Di luar dugaannya, Hera bukannya tersinggung. Ia hanya mengangguk. "Maafkan aku, Hana. Selama ini aku tak pernah jadi kakak yang baik."

Hana menoleh akhirnya. "Kamu ingin bilang apa sebenarnya, Hera?"

Hera menggeleng. "Arena. Jadwalmu sudah datang?"

"Apa perdulimu?"

"Itu pertarunganmu yang terakhir."

"Kalau aku menang," kata Hana. "Kamu ingin aku menang?"

Hera bergerak-gerak bibirnya. "Ya, aku ingin kamu menang." Hera tidak bisa melanjutkan obrolan lagi. Ia meninggalkan kamar dengan perasaan yang jauh lebih buruk dari sebelumnya.
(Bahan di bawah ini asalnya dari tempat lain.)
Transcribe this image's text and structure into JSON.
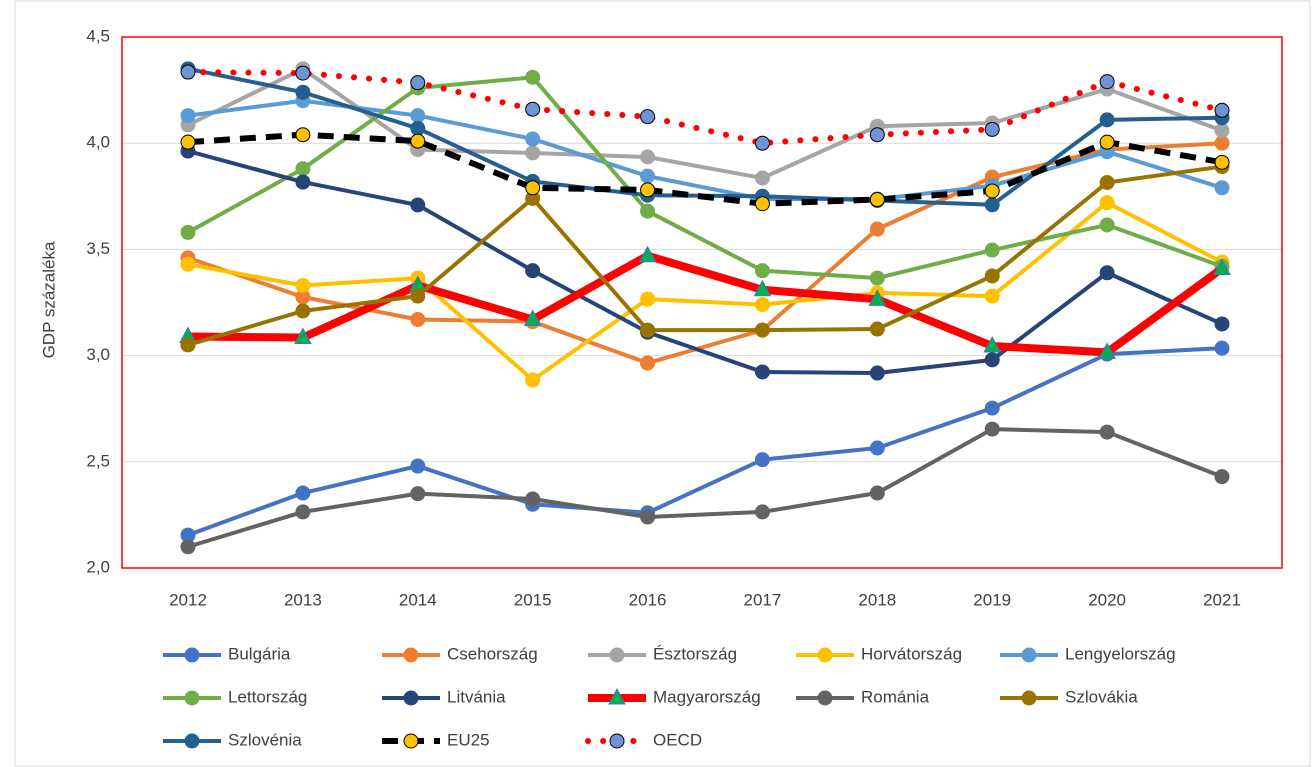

"Bagaimana?" tanya Carol ketika Hera sampai di anak tangga paling terakhir.

Hera menggeleng. "Mungkin kamu orang yang dibutuhkan oleh Hana sekarang ini." Nada suara Hera menyedihkan.
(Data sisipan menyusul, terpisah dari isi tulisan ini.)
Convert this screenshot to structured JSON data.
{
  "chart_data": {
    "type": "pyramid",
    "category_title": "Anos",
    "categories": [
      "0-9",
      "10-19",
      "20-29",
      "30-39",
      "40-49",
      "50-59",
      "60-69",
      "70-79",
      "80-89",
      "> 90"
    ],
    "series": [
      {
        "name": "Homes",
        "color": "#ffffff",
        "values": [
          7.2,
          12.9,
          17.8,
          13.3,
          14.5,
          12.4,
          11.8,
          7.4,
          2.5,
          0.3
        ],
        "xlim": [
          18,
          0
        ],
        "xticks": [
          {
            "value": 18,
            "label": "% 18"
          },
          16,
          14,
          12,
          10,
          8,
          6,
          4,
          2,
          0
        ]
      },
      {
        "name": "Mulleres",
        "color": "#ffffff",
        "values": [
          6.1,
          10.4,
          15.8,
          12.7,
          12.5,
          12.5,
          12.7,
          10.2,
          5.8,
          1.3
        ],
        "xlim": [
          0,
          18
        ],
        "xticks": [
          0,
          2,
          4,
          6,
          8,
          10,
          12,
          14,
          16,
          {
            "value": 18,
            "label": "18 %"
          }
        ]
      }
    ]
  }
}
Carol tentu langsung naik ke atas tanpa bilang apa-apa lagi. Sampai di kamar, gadis itu menutup pintu. Dan Hana masih ada di posisi yang sama dari saat Hera datang tadi.

"Kamu marah padaku, Hana?" Carol memulai.

Hana diam di tempat. Ia bahkan tidak terlihat mendengarkan.

"Aku minta maaf... Waktu itu aku panik. Seharusnya aku membicarakannya dulu denganmu. Tapi, kamu menutupi semuanya dariku. Kamu tidak membiarkanku punya pilihan lain selain membawamu ke sana. Pacar macam apa aku jika membiarkanmu menjadi seorang pecandu? Apa mereka menyakitimu? Apa keputusanku yang membuatmu diam begini? Aku mencintai kamu, Hana. Dari dulu, dan kamu tahu itu. Aku ingin yang terbaik buatmu. Tapi kenapa kamu diam begini? Kalau kamu marah padaku, makilah aku! Kalau kamu ingin meledak, meledaklah padaku! Aku tidak tahan kalau kamu menghukumku dengan cara ini." Carol terluka dengan kata-katanya sendiri.